Tournaments often cost upwards of $10,000 once all the expenses of airfare, hotels, and food have piled up. Anthony Russo, a coach of a South Florida USSSA team claims in Shipley’s article that a season of USSSA baseball can cost upwards of $100,000. Russo coaches 12 year-olds. The competitive travel circuit has become increasingly monetized for the profit of those that sit at the top of the food chain, such as executive director Don DeDonatis.
The exorbitant cost of youth baseball has pushed lower-income players out of the game and restricted access to a wealthy elite. A game that was once as simple as having a ball and stick and heading out to the sandlot with neighborhood friends has turned into a hyper-competitive machine. The true source of the MLB’s lack of African-American players may be best explained by how difficult it is to fund a talented young athlete’s career on the diamond.
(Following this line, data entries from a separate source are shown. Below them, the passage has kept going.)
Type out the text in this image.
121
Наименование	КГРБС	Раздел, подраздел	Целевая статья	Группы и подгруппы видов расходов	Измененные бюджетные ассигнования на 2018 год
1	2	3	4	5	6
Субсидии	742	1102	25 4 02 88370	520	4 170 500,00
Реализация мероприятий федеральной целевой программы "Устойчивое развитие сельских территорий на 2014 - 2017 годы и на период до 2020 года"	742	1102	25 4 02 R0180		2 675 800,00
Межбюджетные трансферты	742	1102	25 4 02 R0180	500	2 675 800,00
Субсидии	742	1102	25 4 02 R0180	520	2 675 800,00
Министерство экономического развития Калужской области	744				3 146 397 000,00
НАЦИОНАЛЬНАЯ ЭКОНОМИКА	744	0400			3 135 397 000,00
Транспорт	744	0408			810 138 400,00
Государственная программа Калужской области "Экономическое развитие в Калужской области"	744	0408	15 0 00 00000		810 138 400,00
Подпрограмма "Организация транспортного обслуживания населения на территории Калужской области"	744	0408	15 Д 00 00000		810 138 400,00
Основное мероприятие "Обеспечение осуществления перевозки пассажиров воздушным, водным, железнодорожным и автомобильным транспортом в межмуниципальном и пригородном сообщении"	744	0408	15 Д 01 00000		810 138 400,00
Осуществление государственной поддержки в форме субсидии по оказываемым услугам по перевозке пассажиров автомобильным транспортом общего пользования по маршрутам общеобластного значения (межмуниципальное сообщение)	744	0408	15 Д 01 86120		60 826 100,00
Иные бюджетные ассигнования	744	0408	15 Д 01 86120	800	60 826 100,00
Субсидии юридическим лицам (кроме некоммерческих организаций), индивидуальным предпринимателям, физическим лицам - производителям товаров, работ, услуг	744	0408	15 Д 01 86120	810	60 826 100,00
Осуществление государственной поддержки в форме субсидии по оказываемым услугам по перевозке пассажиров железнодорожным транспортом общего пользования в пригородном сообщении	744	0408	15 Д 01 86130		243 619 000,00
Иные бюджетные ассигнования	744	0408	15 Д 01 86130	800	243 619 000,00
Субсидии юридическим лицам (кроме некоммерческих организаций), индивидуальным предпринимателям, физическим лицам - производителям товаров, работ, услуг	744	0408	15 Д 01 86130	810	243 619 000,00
However, in the face of such a disheartening youth baseball landscape, there are some signs for optimism. In 2013, seven African-American players were first-round picks in the draft. This marks the highest percentage of black players picked in the first round since 1992. Bob Nightengale of USA Today also makes an astute point in his April 12 article when he states that a concussion epidemic in football may push more athletes to play baseball. 65 percent of current black athletes in the MLB are under 30 years old. The youth of this group of players could certainly lead to more exposure over the course of their careers and hopefully a positive image of the black baseball player.
When Jackie Robinson broke into the major leagues in 1947, cheers erupted across the nation. Sadly, today these cheers for black baseball players are becoming few and far between. However, a restructuring of youth baseball culture and an investment by the MLB in low-income athletes can serve to reinvigorate a new generation of Robinsons, Mickey Mantles, and Hank Aarons.